Снова тянулось молчание, потом она вдруг сказала:
— Мне стоит большого труда удерживать Владимира Ивановича от безрассудств. Он ночует у себя в полку, я знаю, как он там убивается и плачет за любимого брата, как он там мечется меж братом и государем…
— Я бы рад помочь вам, — сказал он. — Да вы приказывайте.
— Все ведь от Аркадия Ивановича началось! — вдруг крикнула она. — От капитанишки этого! — и зашептала горячо: — Вот кабы умолить его покаяться, чтоб взял обратно свои слова. Ах, он жестокий человек! Я бы готова была унизиться, кабы верила, что он откажется от своих наветов… Нет, нет, он не откажется…
— Он об государе пекся, любезная Амалия Петровна.
— Дитя вы. Да у него этого понятия и в голове-то нет. Просто злодейство!.. Ну что от него ждать, от капитанишки этого?.. Вот кабы графа уломать… Вы бы его могли уломать? Нет, вы дитя…
— Я его боюсь, — признался он, — графа боюсь. Да он меня и слушать не станет.
— Ну ладно, — сказала она спокойно. — Капитанишка этот, фарисей, у дядюшки вашего остановился, да? Вот вы меня к нему и везите, друг мой, везите…
И она стремительно полетела но темной зале, с ловкостью и грацией огибая кресла и столики, а он, вскочив, кинулся за нею следом, готовый служить беспрекословно.

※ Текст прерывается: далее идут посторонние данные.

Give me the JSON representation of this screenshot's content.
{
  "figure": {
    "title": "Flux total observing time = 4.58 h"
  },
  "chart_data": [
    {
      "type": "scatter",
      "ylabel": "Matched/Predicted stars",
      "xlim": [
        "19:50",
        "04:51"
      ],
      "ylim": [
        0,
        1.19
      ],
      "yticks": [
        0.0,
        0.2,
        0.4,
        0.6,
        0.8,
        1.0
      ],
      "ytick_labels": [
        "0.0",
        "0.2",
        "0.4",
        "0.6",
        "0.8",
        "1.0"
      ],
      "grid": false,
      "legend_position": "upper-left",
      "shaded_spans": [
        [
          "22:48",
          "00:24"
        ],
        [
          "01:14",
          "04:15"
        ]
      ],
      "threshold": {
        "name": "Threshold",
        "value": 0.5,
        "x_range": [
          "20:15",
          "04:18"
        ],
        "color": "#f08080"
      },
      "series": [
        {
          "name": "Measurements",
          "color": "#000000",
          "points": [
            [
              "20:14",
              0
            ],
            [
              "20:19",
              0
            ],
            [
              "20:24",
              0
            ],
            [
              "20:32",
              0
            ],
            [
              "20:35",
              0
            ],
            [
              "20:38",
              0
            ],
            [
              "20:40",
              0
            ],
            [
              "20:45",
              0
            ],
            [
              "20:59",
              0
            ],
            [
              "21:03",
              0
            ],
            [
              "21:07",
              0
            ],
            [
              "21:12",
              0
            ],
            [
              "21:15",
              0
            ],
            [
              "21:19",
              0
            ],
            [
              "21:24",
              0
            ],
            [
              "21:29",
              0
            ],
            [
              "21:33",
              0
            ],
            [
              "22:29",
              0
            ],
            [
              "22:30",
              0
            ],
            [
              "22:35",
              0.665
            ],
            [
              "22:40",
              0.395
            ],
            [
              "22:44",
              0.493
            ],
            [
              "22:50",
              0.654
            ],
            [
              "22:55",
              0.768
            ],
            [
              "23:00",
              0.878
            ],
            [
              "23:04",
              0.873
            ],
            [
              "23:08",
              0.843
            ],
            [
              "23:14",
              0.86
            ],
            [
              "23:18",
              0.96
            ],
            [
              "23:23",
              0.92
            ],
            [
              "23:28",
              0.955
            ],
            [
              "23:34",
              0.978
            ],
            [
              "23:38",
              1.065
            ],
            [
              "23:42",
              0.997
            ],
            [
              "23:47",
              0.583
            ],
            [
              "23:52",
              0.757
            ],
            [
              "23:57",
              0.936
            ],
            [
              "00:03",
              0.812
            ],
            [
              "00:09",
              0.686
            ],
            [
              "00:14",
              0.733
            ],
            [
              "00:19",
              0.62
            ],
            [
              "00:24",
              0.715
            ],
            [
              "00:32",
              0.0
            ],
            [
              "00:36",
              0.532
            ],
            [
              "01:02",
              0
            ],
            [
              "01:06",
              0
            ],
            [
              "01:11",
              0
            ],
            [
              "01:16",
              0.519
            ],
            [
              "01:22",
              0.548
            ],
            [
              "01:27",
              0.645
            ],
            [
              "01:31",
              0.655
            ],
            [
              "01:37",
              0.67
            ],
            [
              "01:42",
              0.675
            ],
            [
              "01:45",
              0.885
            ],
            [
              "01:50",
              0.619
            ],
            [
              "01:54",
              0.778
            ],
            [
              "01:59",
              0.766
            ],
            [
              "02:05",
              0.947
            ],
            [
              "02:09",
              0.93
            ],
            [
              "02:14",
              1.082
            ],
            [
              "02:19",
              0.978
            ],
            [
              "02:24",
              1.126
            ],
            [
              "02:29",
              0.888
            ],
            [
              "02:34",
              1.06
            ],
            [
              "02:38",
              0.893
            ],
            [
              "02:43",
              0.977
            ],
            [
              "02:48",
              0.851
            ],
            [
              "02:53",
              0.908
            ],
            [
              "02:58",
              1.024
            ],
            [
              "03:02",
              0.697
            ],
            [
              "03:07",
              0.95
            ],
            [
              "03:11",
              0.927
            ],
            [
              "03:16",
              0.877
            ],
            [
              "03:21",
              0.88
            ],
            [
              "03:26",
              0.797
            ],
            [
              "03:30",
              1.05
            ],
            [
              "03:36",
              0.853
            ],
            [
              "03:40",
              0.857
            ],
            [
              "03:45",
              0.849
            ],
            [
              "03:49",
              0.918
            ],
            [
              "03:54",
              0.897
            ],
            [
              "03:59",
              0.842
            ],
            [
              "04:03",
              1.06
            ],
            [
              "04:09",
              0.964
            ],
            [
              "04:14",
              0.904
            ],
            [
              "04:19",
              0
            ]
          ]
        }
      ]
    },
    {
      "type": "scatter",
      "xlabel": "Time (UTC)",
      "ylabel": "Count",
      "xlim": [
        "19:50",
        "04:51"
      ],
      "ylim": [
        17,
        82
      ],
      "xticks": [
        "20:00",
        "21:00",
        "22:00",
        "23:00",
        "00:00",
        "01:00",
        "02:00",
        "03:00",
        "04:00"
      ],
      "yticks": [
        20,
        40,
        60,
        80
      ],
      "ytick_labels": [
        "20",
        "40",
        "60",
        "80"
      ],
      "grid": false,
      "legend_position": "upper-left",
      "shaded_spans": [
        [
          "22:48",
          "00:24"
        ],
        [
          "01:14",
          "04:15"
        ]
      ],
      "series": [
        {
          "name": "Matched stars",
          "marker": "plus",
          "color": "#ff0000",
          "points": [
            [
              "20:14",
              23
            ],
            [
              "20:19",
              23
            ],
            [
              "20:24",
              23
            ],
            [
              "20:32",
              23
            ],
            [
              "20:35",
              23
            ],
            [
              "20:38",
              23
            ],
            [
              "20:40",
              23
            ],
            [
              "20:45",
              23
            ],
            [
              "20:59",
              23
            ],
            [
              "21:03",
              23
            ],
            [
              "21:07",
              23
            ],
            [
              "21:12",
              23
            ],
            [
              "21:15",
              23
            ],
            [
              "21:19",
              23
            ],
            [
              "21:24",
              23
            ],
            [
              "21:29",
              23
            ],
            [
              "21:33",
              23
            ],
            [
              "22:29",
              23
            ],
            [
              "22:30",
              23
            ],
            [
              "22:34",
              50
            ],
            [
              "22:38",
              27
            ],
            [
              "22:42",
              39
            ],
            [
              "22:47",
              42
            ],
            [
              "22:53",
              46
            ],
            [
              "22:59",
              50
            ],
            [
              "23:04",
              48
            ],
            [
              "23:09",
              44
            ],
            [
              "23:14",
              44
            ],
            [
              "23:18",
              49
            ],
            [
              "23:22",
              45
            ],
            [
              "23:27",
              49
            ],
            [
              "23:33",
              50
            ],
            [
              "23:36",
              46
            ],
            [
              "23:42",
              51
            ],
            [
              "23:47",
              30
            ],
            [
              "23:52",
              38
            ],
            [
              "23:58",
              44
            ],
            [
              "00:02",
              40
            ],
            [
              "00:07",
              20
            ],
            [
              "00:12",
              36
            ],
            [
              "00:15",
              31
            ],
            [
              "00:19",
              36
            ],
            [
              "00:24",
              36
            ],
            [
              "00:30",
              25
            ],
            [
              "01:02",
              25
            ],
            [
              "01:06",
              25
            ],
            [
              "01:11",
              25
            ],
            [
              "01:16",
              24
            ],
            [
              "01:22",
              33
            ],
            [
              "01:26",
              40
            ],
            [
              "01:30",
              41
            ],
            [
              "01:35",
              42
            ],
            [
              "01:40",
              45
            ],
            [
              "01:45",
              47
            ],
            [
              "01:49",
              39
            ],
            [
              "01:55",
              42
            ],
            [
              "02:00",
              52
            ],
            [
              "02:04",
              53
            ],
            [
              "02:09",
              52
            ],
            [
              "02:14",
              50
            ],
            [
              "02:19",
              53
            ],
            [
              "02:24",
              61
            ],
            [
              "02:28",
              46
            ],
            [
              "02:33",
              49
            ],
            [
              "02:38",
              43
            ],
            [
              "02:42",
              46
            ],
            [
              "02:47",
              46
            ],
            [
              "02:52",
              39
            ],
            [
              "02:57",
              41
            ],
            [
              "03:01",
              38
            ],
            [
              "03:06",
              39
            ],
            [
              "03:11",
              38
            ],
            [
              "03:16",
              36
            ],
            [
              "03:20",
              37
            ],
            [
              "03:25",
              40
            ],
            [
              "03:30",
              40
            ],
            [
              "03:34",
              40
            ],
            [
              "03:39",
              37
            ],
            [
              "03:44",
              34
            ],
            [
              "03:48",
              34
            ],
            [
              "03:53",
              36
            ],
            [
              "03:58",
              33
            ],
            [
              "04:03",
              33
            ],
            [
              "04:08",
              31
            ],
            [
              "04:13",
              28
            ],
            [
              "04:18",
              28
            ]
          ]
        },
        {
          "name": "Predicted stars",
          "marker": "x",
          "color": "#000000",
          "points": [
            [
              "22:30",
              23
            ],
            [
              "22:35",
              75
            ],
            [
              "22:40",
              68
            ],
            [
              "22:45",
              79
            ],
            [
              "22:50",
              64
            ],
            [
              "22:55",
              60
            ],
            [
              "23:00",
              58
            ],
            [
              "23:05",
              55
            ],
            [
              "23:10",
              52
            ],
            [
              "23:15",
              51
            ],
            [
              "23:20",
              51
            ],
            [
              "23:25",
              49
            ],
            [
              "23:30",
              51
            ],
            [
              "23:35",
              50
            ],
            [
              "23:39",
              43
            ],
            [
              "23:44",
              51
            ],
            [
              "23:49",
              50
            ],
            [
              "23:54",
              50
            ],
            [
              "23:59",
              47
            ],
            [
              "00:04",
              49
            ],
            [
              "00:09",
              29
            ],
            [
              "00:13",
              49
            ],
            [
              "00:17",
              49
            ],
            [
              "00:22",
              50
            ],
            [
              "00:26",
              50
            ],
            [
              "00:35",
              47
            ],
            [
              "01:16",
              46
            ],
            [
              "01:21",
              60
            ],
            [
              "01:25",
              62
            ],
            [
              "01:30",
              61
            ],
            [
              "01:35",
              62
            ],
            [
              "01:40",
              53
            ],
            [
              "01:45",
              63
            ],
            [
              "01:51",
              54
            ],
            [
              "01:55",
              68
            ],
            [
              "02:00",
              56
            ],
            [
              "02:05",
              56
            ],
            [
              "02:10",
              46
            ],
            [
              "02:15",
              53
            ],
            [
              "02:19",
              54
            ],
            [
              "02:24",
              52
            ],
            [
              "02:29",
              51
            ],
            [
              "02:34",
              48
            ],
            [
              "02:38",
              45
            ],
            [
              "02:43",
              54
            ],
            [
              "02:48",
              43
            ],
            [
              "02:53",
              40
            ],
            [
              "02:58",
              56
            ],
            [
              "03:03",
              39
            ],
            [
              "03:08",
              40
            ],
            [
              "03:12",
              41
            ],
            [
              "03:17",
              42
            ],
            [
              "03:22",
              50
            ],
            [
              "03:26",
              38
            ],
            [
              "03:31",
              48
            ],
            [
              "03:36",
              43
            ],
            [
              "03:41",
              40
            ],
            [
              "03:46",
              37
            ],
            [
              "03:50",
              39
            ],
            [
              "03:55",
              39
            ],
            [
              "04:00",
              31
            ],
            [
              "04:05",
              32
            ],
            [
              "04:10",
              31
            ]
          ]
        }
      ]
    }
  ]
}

Саки быстро были поданы. Они уселись рядом, тесно. Кони понесли.
— Я по ночам как еду, все графа встретить боюсь, — сказал он из-под меховой полости, — каждую ночь с ним о том, о сем беседую, весь в поту… Чего ему от меня надо?
— Вы бы лучше возвращались к матушке своей в деревню, чем так переживать… Впрочем, погодите еще немного.
Кони летели во всю прыть. Черное небо неслось над ними, не отставая.